O burlesco paulistano: expressão e inclusão

O termo cabaré deriva do termo francês cabaret. Apesar de atualmente a palavra estar amplamente associada a prostíbulos e bordéis, originalmente se destinava a teatros onde se apresentavam espetáculos de dança, música e variedades. Geralmente com funcionamento noturno, os cabarés recebiam todos os tipos de artistas e espectadores. Dentre estes, os artistas do movimento burlesco. Entre os mais famosos bares que seguem a proposta na noite paulistana, encontram-se o Cabaret da Cecília e o Paris 6 Burlesque.

Por definição, o burlesco é um movimento que consiste em apresentações satíricas e caricaturais sobre diversos temas e incluindo, mas não se limita a dança, música, teatro e literatura. Com o passar dos anos, o termo deixou de representar a sátira e a paródia, para descrever majoritariamente um estilo de dança. Dentro da dança burlesca, também temos diversas vertentes, como o fan dance (dança com leques de plumas), o jazz cabaret e o strip burlesco.

Algo que muitos não sabem, ou acabam por se esquecerem, é que o burlesco vai além do entretenimento, trazendo aos espetáculos a história da sociedade a partir dos anos oitenta, surgimento do movimento. Atualmente, dentro do neo-burlesco, conta-se a história de cada artista, afirmando a si mesmo com total liberdade de expressão, e trazendo sua jornada de luta e poder sobre o próprio corpo e na conquista de uma quebra de padrões.

Em síntese, o show burlesco trata muito mais da autoafirmação e realização pessoal do artista do que o prazer da plateia. Apesar disso, com o show, cada espectador pode aprender e conhecer algo novo sobre o artista, o movimento burlesco e si mesmo. O público pode acabar se vendo refletido no espetáculo.

Dentre as diversas mulheres que me inspiraram a escrever este artigo, está Jelly Maciel, estilista fundadora da grife Jelly Maciel e do projeto Academia de Divas, que visa acolher mulheres e levá-las a se redescobrirem através do burlesco.
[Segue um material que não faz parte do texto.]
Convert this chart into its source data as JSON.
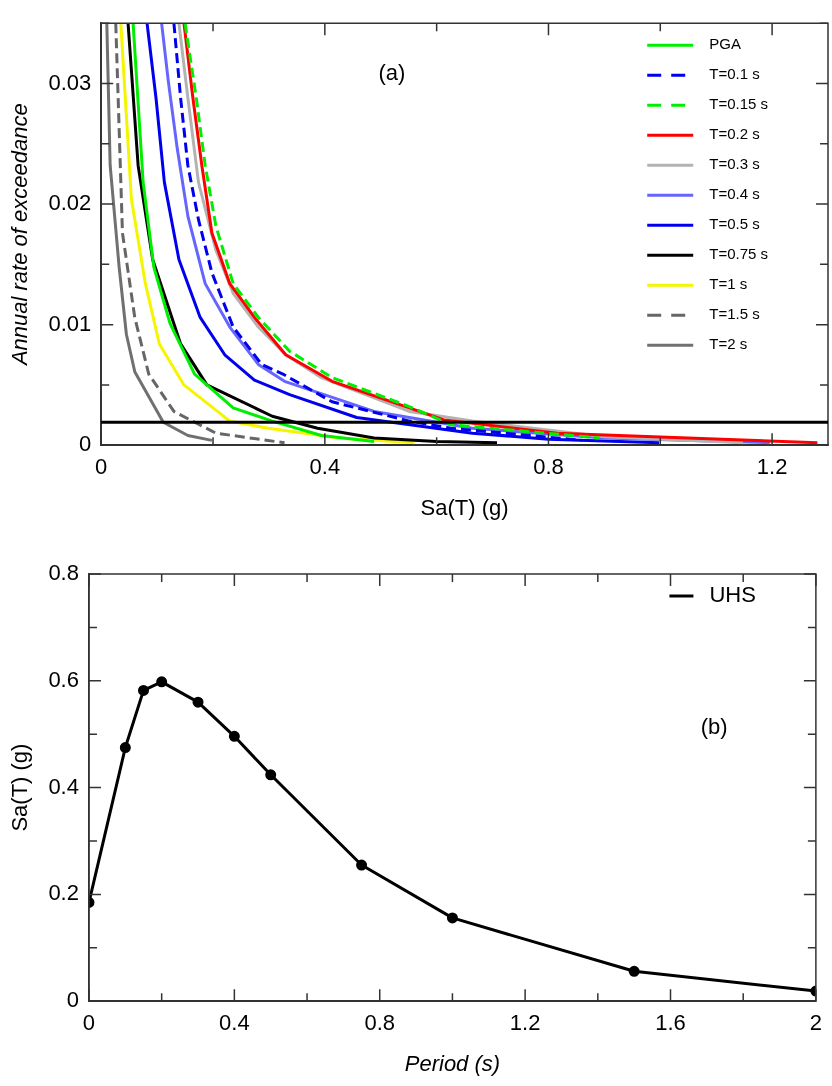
{
  "chart_data": [
    {
      "type": "line",
      "xlabel": "Sa(T) (g)",
      "ylabel": "Annual rate of exceedance",
      "xlim": [
        0,
        1.3
      ],
      "ylim": [
        0,
        0.035
      ],
      "xticks": [
        0,
        {
          "value": 0.2,
          "label": null
        },
        0.4,
        {
          "value": 0.6,
          "label": null
        },
        0.8,
        {
          "value": 1.0,
          "label": null
        },
        1.2
      ],
      "yticks": [
        0,
        {
          "value": 0.005,
          "label": null
        },
        0.01,
        {
          "value": 0.015,
          "label": null
        },
        0.02,
        {
          "value": 0.025,
          "label": null
        },
        0.03,
        {
          "value": 0.035,
          "label": null
        }
      ],
      "grid": false,
      "legend": "top right",
      "marker": "none",
      "line_style": "solid",
      "annotations": [
        "(a)"
      ],
      "ref_lines": [
        {
          "axis": "y",
          "value": 0.0019,
          "color": "#000000"
        }
      ],
      "series": [
        {
          "name": "PGA",
          "color": "#00ee00",
          "x": [
            0.057,
            0.075,
            0.094,
            0.123,
            0.167,
            0.236,
            0.306,
            0.394,
            0.488
          ],
          "values": [
            0.035,
            0.0218,
            0.0148,
            0.0101,
            0.0059,
            0.0031,
            0.002,
            0.0008,
            0.0003
          ]
        },
        {
          "name": "T=0.1 s",
          "color": "#0000ee",
          "line_style": "dashed",
          "x": [
            0.13,
            0.142,
            0.155,
            0.174,
            0.198,
            0.236,
            0.287,
            0.325,
            0.413,
            0.551,
            0.626,
            0.815,
            0.86
          ],
          "values": [
            0.035,
            0.0288,
            0.0232,
            0.0187,
            0.0143,
            0.0098,
            0.0067,
            0.0059,
            0.0036,
            0.002,
            0.0014,
            0.0006,
            0.0004
          ]
        },
        {
          "name": "T=0.15 s",
          "color": "#00ee00",
          "line_style": "dashed",
          "x": [
            0.15,
            0.17,
            0.186,
            0.205,
            0.236,
            0.281,
            0.337,
            0.413,
            0.551,
            0.626,
            0.891
          ],
          "values": [
            0.035,
            0.0288,
            0.0232,
            0.0182,
            0.0134,
            0.0106,
            0.0078,
            0.0056,
            0.0032,
            0.0017,
            0.0006
          ]
        },
        {
          "name": "T=0.2 s",
          "color": "#ff0000",
          "x": [
            0.148,
            0.164,
            0.18,
            0.198,
            0.23,
            0.274,
            0.33,
            0.413,
            0.551,
            0.613,
            0.815,
            1.281
          ],
          "values": [
            0.035,
            0.0288,
            0.0232,
            0.0176,
            0.0134,
            0.0106,
            0.0075,
            0.0053,
            0.0031,
            0.0021,
            0.001,
            0.0002
          ]
        },
        {
          "name": "T=0.3 s",
          "color": "#b3b3b3",
          "x": [
            0.139,
            0.155,
            0.174,
            0.205,
            0.236,
            0.281,
            0.33,
            0.394,
            0.551,
            0.664,
            0.9,
            1.148
          ],
          "values": [
            0.035,
            0.0288,
            0.0218,
            0.0162,
            0.0126,
            0.0098,
            0.0075,
            0.0056,
            0.0028,
            0.002,
            0.0007,
            0.0002
          ]
        },
        {
          "name": "T=0.4 s",
          "color": "#6666ff",
          "x": [
            0.108,
            0.12,
            0.136,
            0.155,
            0.186,
            0.23,
            0.281,
            0.328,
            0.488,
            0.664,
            0.9,
            1.196
          ],
          "values": [
            0.035,
            0.0302,
            0.0246,
            0.019,
            0.0134,
            0.0098,
            0.0067,
            0.0053,
            0.0028,
            0.0014,
            0.0006,
            0.0002
          ]
        },
        {
          "name": "T=0.5 s",
          "color": "#0000ee",
          "x": [
            0.082,
            0.098,
            0.113,
            0.139,
            0.177,
            0.221,
            0.274,
            0.337,
            0.457,
            0.664,
            0.8,
            0.998
          ],
          "values": [
            0.035,
            0.0288,
            0.0218,
            0.0154,
            0.0106,
            0.0075,
            0.0054,
            0.0042,
            0.0023,
            0.001,
            0.0005,
            0.0002
          ]
        },
        {
          "name": "T=0.75 s",
          "color": "#000000",
          "x": [
            0.048,
            0.066,
            0.092,
            0.142,
            0.189,
            0.306,
            0.387,
            0.488,
            0.6,
            0.708
          ],
          "values": [
            0.035,
            0.0232,
            0.0154,
            0.0084,
            0.005,
            0.0024,
            0.0014,
            0.0006,
            0.0003,
            0.0002
          ]
        },
        {
          "name": "T=1 s",
          "color": "#f5f500",
          "x": [
            0.035,
            0.054,
            0.079,
            0.104,
            0.148,
            0.23,
            0.299,
            0.425,
            0.56
          ],
          "values": [
            0.035,
            0.0204,
            0.0134,
            0.0084,
            0.005,
            0.002,
            0.0014,
            0.0006,
            0.0002
          ]
        },
        {
          "name": "T=1.5 s",
          "color": "#666666",
          "line_style": "dashed",
          "x": [
            0.026,
            0.038,
            0.06,
            0.085,
            0.13,
            0.205,
            0.328
          ],
          "values": [
            0.035,
            0.0176,
            0.0106,
            0.0059,
            0.0028,
            0.001,
            0.0002
          ]
        },
        {
          "name": "T=2 s",
          "color": "#707070",
          "x": [
            0.01,
            0.016,
            0.032,
            0.045,
            0.06,
            0.111,
            0.155,
            0.198
          ],
          "values": [
            0.035,
            0.0232,
            0.0148,
            0.0092,
            0.0061,
            0.0019,
            0.0008,
            0.0004
          ]
        }
      ]
    },
    {
      "type": "line",
      "xlabel": "Period (s)",
      "ylabel": "Sa(T) (g)",
      "xlim": [
        0,
        2
      ],
      "ylim": [
        0,
        0.8
      ],
      "xticks": [
        0,
        {
          "value": 0.2,
          "label": null
        },
        0.4,
        {
          "value": 0.6,
          "label": null
        },
        0.8,
        {
          "value": 1.0,
          "label": null
        },
        1.2,
        {
          "value": 1.4,
          "label": null
        },
        1.6,
        {
          "value": 1.8,
          "label": null
        },
        2
      ],
      "yticks": [
        0,
        {
          "value": 0.1,
          "label": null
        },
        0.2,
        {
          "value": 0.3,
          "label": null
        },
        0.4,
        {
          "value": 0.5,
          "label": null
        },
        0.6,
        {
          "value": 0.7,
          "label": null
        },
        0.8
      ],
      "grid": false,
      "legend": "top right",
      "marker": "circle",
      "line_style": "solid",
      "annotations": [
        "(b)"
      ],
      "series": [
        {
          "name": "UHS",
          "color": "#000000",
          "x": [
            0,
            0.1,
            0.15,
            0.2,
            0.3,
            0.4,
            0.5,
            0.75,
            1,
            1.5,
            2
          ],
          "values": [
            0.185,
            0.475,
            0.582,
            0.598,
            0.56,
            0.496,
            0.424,
            0.255,
            0.156,
            0.056,
            0.019
          ]
        }
      ]
    }
  ]
}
O projeto, no entanto, vai além da dança, do glamour e da estética.

Jelly Maciel, bailarina, estilista, cantora lírica e idealizadora do projeto Academia de Divas.

Dentro de uma sala comercial perto da rua Teodoro Sampaio, a Academia de Divas tem ensinado mais do que passos de dança e trazido autoestima, espaço e voz para mulheres que sentem a necessidade de se redescobrir. Em meio a plumas, pérolas e passos de dança, a professora traz um espaço de sororidade e descontração, levantando também debates cruciais sobre feminismo, aceitação do corpo, preconceito e, principalmente, a quebra de padrões estéticos e da rivalidade feminina, colocando mulheres como parceiras ao invés de concorrentes.

Jelly Maciel e a Academia de Divas me inspiraram a escrever este artigo para desmistificar a imagem errônea do movimento burlesco e levar esta arte tão inclusiva e diversa para que mais mulheres se redescubram.

Nota: as imagens foram cortesia das bailarinas da Academia de Divas Jelly Maciel, Cheesecake Cindy, Demon Bubbles, Katlego Meria e Madame Blueberry.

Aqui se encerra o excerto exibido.